The Tucker family is a Queensland motorsport dynasty. Rob Tucker is a drag racing veteran; his daughter Kirsten Tucker-Cannuli, 35, was the first female driver in the Pro Stock category in Australia; and his son-in-law is dragracer John Cannuli.
Shane Tucker was also a founding director of the charity Peace for the Children, which was fronted by television personality Tania Zaetta in 2011.
While Zaetta was cleared of any wrongdoing, the organisation folded after it was revealed it was not registered when it raised $29,000 in donations from October 2010 to January 2011.

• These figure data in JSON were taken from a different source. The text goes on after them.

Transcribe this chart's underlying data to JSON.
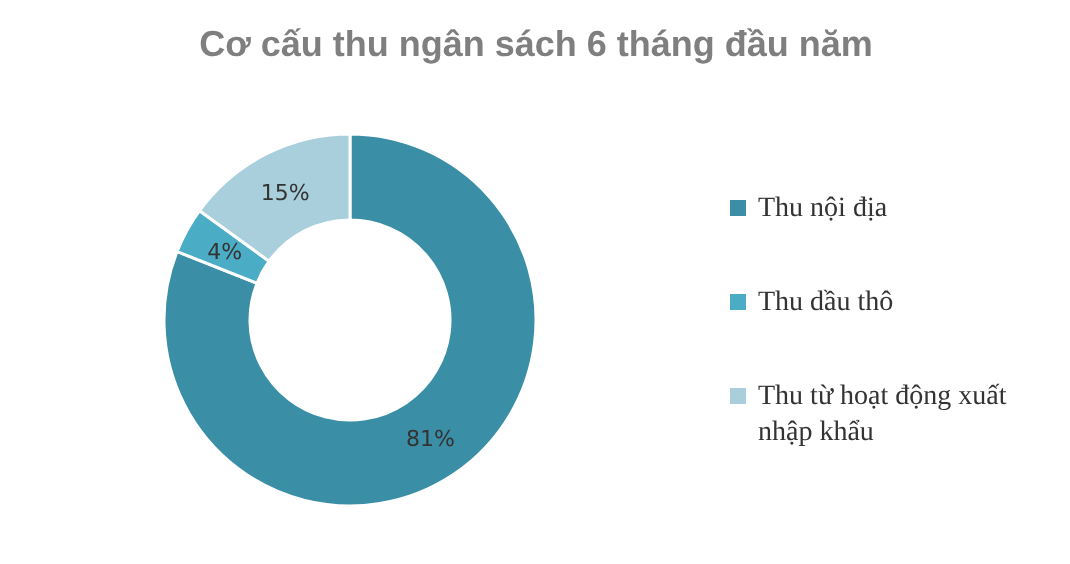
{
  "chart_data": {
    "type": "donut",
    "title": "Cơ cấu thu ngân sách 6 tháng đầu năm",
    "categories": [
      "Thu nội địa",
      "Thu dầu thô",
      "Thu từ hoạt động xuất nhập khẩu"
    ],
    "values": [
      81,
      4,
      15
    ],
    "colors": [
      "#3a8ea5",
      "#4bacc6",
      "#a9cfdc"
    ],
    "value_labels": [
      "81%",
      "4%",
      "15%"
    ],
    "legend": "right"
  }
}
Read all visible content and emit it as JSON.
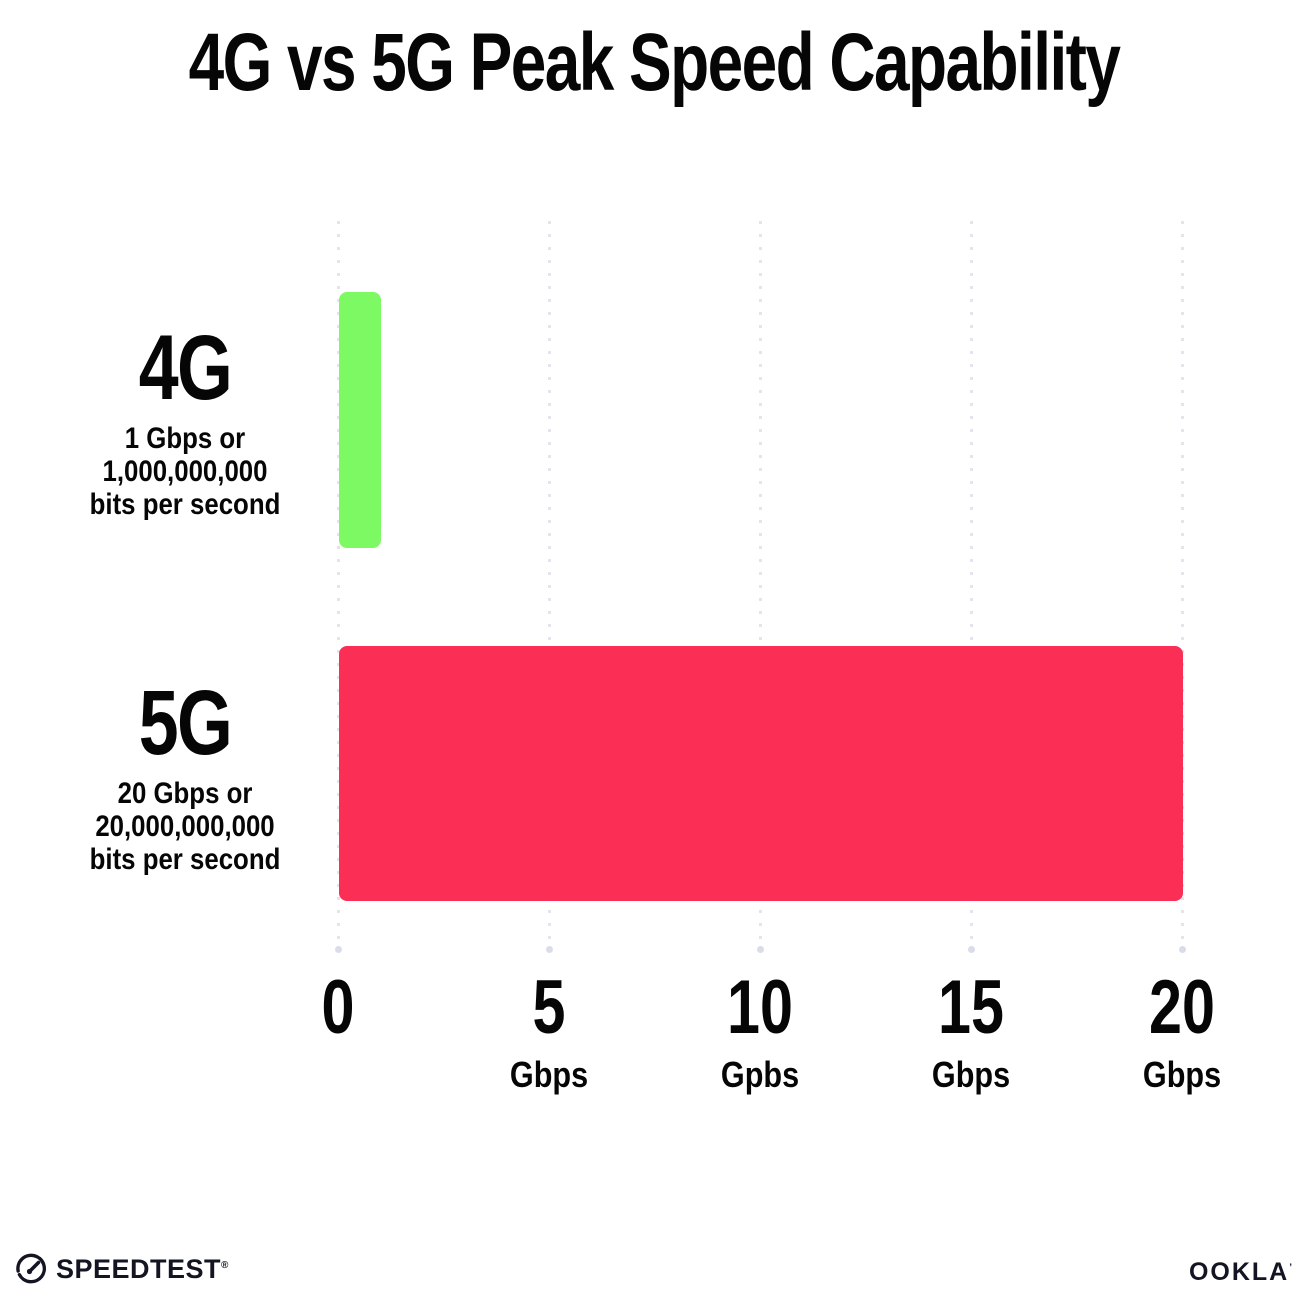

The charity was fined $50,000 and its former co-director Grant Hilton $10,000 after an investigation by the Office of Fair Trading, in which Mr Tucker was never charged.
Ms Tucker-Cannuli and her husband were embroiled in a scandal of their own in 2016 after they failed to pay off a last-resort loan when ordered to by a court.
The lender initiated bankruptcy proceedings against each of the pair, however the petitions were dismissed.
Auzmet Architectural’s website was still displaying the companies’ suspended QBCC licence numbers yesterday and described Shane Tucker as having “a unique image and charismatic personality making for a very marketable athlete and spokesman for Auzmet”.